Friday, September 4, 2009

Liberty

When I was growing up, we referred to America as the land of liberty, land of the free, the country where Lady Liberty greeted all who came to her shores with open arms and a promise of the American dream. The early Americans took pride in what was called rugged individualism. Rugged Individualism is that quality of being able to rise or fall based on the individual making choices in the exercise of their God given liberty. The early Americans took their liberty seriously, very seriously in fact. In 1791 when the Federal Government tried to impose a whiskey tax, the people of western Pennsylvania rose up in insurrection. How dare the Government try to impose a tax, all of 9 cents per gallon, on the fruit of my labor!

In the following months tax collectors were chased out of town after being tarred and feathered, stills of compliant distillers were destroyed, and militia groups were formed to fight the Federal Government, if that is what it came to. This wasn’t just a 9 cent tax; this was an assault on the very liberty that God had given them, the second right the right of labor and of property. Where are those Americans today? Where is the outrage today? Today our liberties are being taken away at a breathtaking pace and there seems to be more outrage from the supporters of this liberty theft, towards the few who do voice their complaints, than from the Americans whose liberty is dying like the last few rays of sunlight at the end of a perfect summer day.

I don’t hear much talk these days about the importance of individual liberty, or of American exceptionalism. On one of his many apology tours abroad, President Obama said the following, "I believe in American exceptionalism, just as I suspect that the Brits believe in British exceptionalism and the Greeks believe in Greek exceptionalism." This is quite profound. If this is the best that the President of the United States can come up with, then what must he really think of this country? What this says to me is that the President does not see the role that the United States plays in the world as being markedly different from any other country in the world. Shouldn’t the President of the United States be the strongest advocate for his own country even if he doesn’t believe it?
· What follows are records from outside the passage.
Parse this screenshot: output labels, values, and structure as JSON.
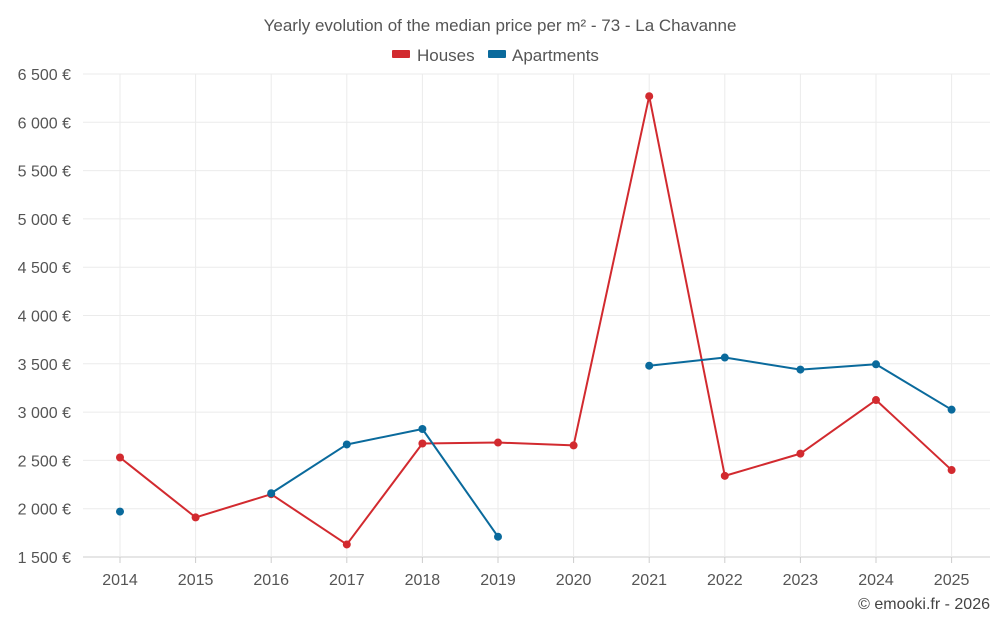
{
  "chart_data": {
    "type": "line",
    "title": "Yearly evolution of the median price per m² - 73 - La Chavanne",
    "categories": [
      "2014",
      "2015",
      "2016",
      "2017",
      "2018",
      "2019",
      "2020",
      "2021",
      "2022",
      "2023",
      "2024",
      "2025"
    ],
    "series": [
      {
        "name": "Houses",
        "color": "#d22a2f",
        "values": [
          2530,
          1910,
          2150,
          1630,
          2675,
          2685,
          2655,
          6270,
          2340,
          2570,
          3125,
          2400
        ]
      },
      {
        "name": "Apartments",
        "color": "#0a6a9c",
        "values": [
          1970,
          null,
          2160,
          2665,
          2825,
          1710,
          null,
          3480,
          3565,
          3440,
          3495,
          3025
        ]
      }
    ],
    "ylim": [
      1500,
      6500
    ],
    "yticks": [
      1500,
      2000,
      2500,
      3000,
      3500,
      4000,
      4500,
      5000,
      5500,
      6000,
      6500
    ],
    "ytick_labels": [
      "1 500 €",
      "2 000 €",
      "2 500 €",
      "3 000 €",
      "3 500 €",
      "4 000 €",
      "4 500 €",
      "5 000 €",
      "5 500 €",
      "6 000 €",
      "6 500 €"
    ],
    "xlabel": "",
    "ylabel": "",
    "grid": true,
    "legend_position": "top-center"
  },
  "credit": "© emooki.fr - 2026"
}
America isn’t exceptional because the people are better than anyone else, that would be an absurd notion, because we are every one else, after all. America is exceptional because of the principles that it was founded on. In particular the following; “We hold these truths to be self evident, that all men are created equal”. This belief alone makes America exceptional. While other countries mouth these words, there is little evidence that others actually believe this, or practice this. Here in America it is belief in this core foundational principle that makes us uniquely American. The Declaration of Independence goes even further by stating, “..that they are endowed by their Creator with certain unalienable rights, that among these are life, liberty and the pursuit of happiness. That to secure these rights, governments are instituted among men, deriving their just powers from the consent of the governed." Right here in black and white it could not be any clearer. The primary function of government, in the American view, is to protect the rights of the individual. This concept alone makes America exceptional among the nations of the world.

The very concept that men have rights given to them by God that are unalienable, and existed before the State, is unique in all of history. To my knowledge, it is unique in all of the world today. At the time of the writing of the Constitution most western societies believed that God gave the power to rule to the king and that the king alone controlled the individual liberties of the people. The people were little more than slaves to the king and his nobles. Today roughly 2/3rds of the world’s people still live under statist forms of governments with little regard to the rights of the individual. The rest of the world, that does enjoy some modicum of liberty, experiences liberty as a function of the liberty that America expresses. We are not just the lamp of liberty to our own people, but to all of the people in the world yearning to breath free.

This means that the weight of history is upon us to preserve our liberty at all costs. This is not just for our children, but for the future generations in other countries, that hope one day to break the chains that bind them to servitude to the state, and dream of the day when they can proudly proclaim, “in our country we also hold these truths to be self evident.”

In the final analysis America is really about one thing and one thing only; liberty. Not just any liberty but an identification with and a strong defense of individual liberty. Without this fundamental belief we are just another first world country trying to get by, and therefore not exceptional. America went from being a small group of British colonies in a backwater part of the world to the most prosperous and powerful nation the world had ever known by strictly adhering to, and upholding the principles of individual liberty. The wealth of any nation is directly correlated to the amount of individual liberty celebrated and enjoyed by the citizens of that nation. If we as a nation continue down this path towards statism and the destruction of individual liberty, we will also be witness to the destruction of the very prosperity that gave rise to our power. If America is to survive then we as a people must always remember what made America great, even if the current occupant of the White House never understood it.